Machine Translated by Google
Financial analysis
When a False Positive occurs, that is, a genuine transaction is classified as fraud, the consumer
cannot make the purchase and, therefore, the bank, by denying the transaction, fails to receive the
operating margin that is calculated based on the transaction value that would be fulfilled. Therefore, to
calculate this cost, it is necessary to know the percentage destined to the bank for each transaction,
based on the purchase value. In Brazil, this value is around 1% to 5% in credit card machines.
21 22
Therefore, the equation for calculating the Cost of False Positives (CFP) can be described as:
N
Cost of False Positives (CFP) = ÿ Vi
i=1
Where, V indicates the value of transactions classified as False Positives, given that N is the
number of False Positives of the classifier.

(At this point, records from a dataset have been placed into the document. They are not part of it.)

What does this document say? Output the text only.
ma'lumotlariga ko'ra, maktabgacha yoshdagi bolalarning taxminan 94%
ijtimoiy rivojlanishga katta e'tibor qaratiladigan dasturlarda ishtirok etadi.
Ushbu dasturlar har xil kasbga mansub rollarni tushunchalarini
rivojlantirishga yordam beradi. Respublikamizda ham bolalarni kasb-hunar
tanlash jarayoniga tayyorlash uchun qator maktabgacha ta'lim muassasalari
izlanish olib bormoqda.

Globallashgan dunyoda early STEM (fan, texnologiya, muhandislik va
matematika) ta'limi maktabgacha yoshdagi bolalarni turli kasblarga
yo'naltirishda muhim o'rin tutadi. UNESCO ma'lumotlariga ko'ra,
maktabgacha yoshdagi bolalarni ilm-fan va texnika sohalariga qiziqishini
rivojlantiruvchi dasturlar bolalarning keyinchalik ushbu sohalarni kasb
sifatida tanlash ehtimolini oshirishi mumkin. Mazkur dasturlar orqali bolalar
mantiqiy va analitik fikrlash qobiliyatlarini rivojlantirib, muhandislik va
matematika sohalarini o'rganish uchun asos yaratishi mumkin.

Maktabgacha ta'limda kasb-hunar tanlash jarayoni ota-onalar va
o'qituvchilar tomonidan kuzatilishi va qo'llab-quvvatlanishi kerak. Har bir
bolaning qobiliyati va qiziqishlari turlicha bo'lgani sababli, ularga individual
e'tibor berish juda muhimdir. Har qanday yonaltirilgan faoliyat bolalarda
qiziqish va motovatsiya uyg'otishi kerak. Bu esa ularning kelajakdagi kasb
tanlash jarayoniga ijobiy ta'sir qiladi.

On the other hand, when a False Negative occurs, that is, the bank classifies a fraudulent
transaction as genuine, the bank must bear the loss of the operation, being 100% of the transaction
value, so the Cost of False Negatives (CFN) can be described
What:
N
Cost of False Negatives (CFN) = alpha × ÿ Vi
i=1
Where, alpha is the percentage of bank profit on a debit/credit transaction, V indicates the
value of transactions that the classifier made of the False Negative type. Therefore, the objective of
this optimization function is to minimize the equation:
This idea can be used in the context of fraud detection, since a False Positive will result in a
certain discomfort for the customer who, when swiping the card, will have his transaction denied, in
addition to the credit network losing a margin of its profit ( participation in the transaction). While a True
Negative amounts to a complete loss, once a fraudulent transaction has been approved by the credit
network and the customer will demand a reversal of the invoice.
21
https://www.visa.com.br/sobre-a-visa/geral/taxas-intercambio.html
22
https://www.hnb.net/images/bank-downloads/card-center/agreement-english.pdf
Machine Translated by Google
Considering the model trained with CatBoost, the bank managed to save the estimated
loss amount of R$ 1,441,922.20. In this way, the model made it possible to avoid more than
99.9% of the total loss to the company's coffers.
Conclusion
The main conclusions of the experiments developed here showed that:
• We observed that discarding highly correlated attributes allowed the model to
remain competitive with other competitors. • The new attributes created helped
the model to achieve the expected performance, identified using the SHAP model
interpreter implemented in CatBoost.